The annual tradition started in Mexico to honor the dead comes to life at Cal Poly Pomona this week.
The César E. Chávez Center for Higher Education, in collaboration with the Ethnic & Women’s Studies Department, will host the campus’s 21st annual Día de los Muertos event Friday, Nov. 6.
The event will feature multicultural altars, as well as a performance by the Inland Empire-based band Quitapenas, which plays tropical Afro-Latin music. Festivities, which will kick off at 5 p.m., also will feature a local child mariachi group and Japanese Taiko drummers.
“It’s really about celebrating life and knowing death is not scary, but a part of living,” says Lorena Márquez, the Chávez Center coordinator. “Celebrating death is also celebrating life.”

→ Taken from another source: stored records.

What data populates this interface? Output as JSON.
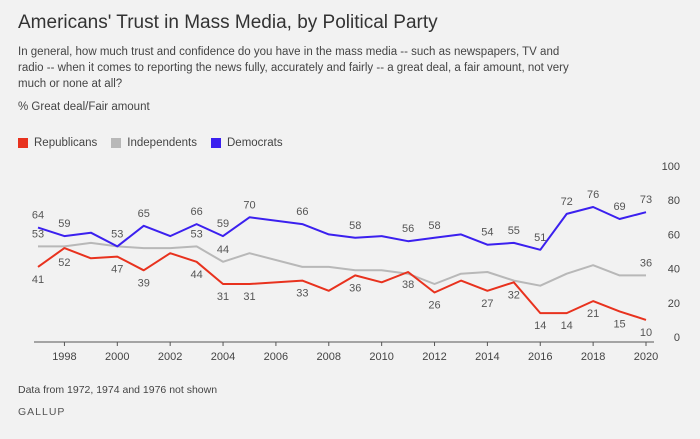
{
  "header": {
    "title": "Americans' Trust in Mass Media, by Political Party",
    "subtitle": "In general, how much trust and confidence do you have in the mass media -- such as newspapers, TV and radio -- when it comes to reporting the news fully, accurately and fairly -- a great deal, a fair amount, not very much or none at all?",
    "measure": "% Great deal/Fair amount"
  },
  "footer": {
    "note": "Data from 1972, 1974 and 1976 not shown",
    "source": "GALLUP"
  },
  "colors": {
    "republicans": "#e8321e",
    "independents": "#b8b8b8",
    "democrats": "#3b20ef",
    "axis": "#555555",
    "grid": "#d9d9d9"
  },
  "chart_data": {
    "type": "line",
    "x": [
      1997,
      1998,
      1999,
      2000,
      2001,
      2002,
      2003,
      2004,
      2005,
      2007,
      2008,
      2009,
      2010,
      2011,
      2012,
      2013,
      2014,
      2015,
      2016,
      2017,
      2018,
      2019,
      2020
    ],
    "series": [
      {
        "name": "Republicans",
        "values": [
          41,
          52,
          46,
          47,
          39,
          49,
          44,
          31,
          31,
          33,
          27,
          36,
          32,
          38,
          26,
          33,
          27,
          32,
          14,
          14,
          21,
          15,
          10
        ],
        "labels": [
          41,
          52,
          null,
          47,
          39,
          null,
          44,
          31,
          31,
          33,
          null,
          36,
          null,
          38,
          26,
          null,
          27,
          32,
          14,
          14,
          21,
          15,
          10
        ]
      },
      {
        "name": "Independents",
        "values": [
          53,
          53,
          55,
          53,
          52,
          52,
          53,
          44,
          49,
          41,
          41,
          39,
          39,
          37,
          31,
          37,
          38,
          33,
          30,
          37,
          42,
          36,
          36
        ],
        "labels": [
          53,
          null,
          null,
          null,
          null,
          null,
          53,
          44,
          null,
          null,
          null,
          null,
          null,
          null,
          null,
          null,
          null,
          null,
          null,
          null,
          null,
          null,
          36
        ]
      },
      {
        "name": "Democrats",
        "values": [
          64,
          59,
          61,
          53,
          65,
          59,
          66,
          59,
          70,
          66,
          60,
          58,
          59,
          56,
          58,
          60,
          54,
          55,
          51,
          72,
          76,
          69,
          73
        ],
        "labels": [
          64,
          59,
          null,
          53,
          65,
          null,
          66,
          59,
          70,
          66,
          null,
          58,
          null,
          56,
          58,
          null,
          54,
          55,
          51,
          72,
          76,
          69,
          73
        ]
      }
    ],
    "xticks": [
      1998,
      2000,
      2002,
      2004,
      2006,
      2008,
      2010,
      2012,
      2014,
      2016,
      2018,
      2020
    ],
    "yticks": [
      0,
      20,
      40,
      60,
      80,
      100
    ],
    "ylim": [
      0,
      100
    ],
    "xlim": [
      1997,
      2020
    ],
    "grid": false,
    "legend_position": "top-left"
  }
}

Día de los Muertos, or Day of the Dead, is celebrated across Latin America, but originated in Mexico. The holiday is a combination of Aztec ritual and Catholicism that Spanish conquistadors brought to the region, according to nationalgeographic.com.
On Día de los Muertos, the dead are honored with celebrations, festivals, and parties meant to be lively and upbeat. It is said that the day marks a time when the spirits of the dead come back to join in the festivities.
Márquez says families often will visit the graves of their loved ones to clean up, decorate the sites, and bring the deceased person’s favorite dishes.
One of the most noted symbols of the holiday are calaveras, or skulls, which are painted and shown as joyous.
Cal Poly Pomona’s event will include these skulls, as well as the marigolds and candles that are often seen as part of the holiday, Márquez says.
Chicano/Latino student clubs and campus organizations will be selling food. Fundraised money will go to the annual DREAM Scholarship, which is available to undocumented students.
Free face painting will be offered from 1 to 4:30 p.m. at the Chavez Center and from 6 to 8 p.m. at the Bronco Commons.
Participants are encouraged to bring photos of their loved ones or items to remember them by to display on this year’s community altar.
The event has grown and evolved over the years.
At one time, the campus had six or seven altars and held the event at University Park. Now, there are 20 to 30 altars, up to 1,000 people attend, and the celebration is now in the Bronco Commons, Márquez says.
“The students of the past and present are really what make this event what it is,” she says.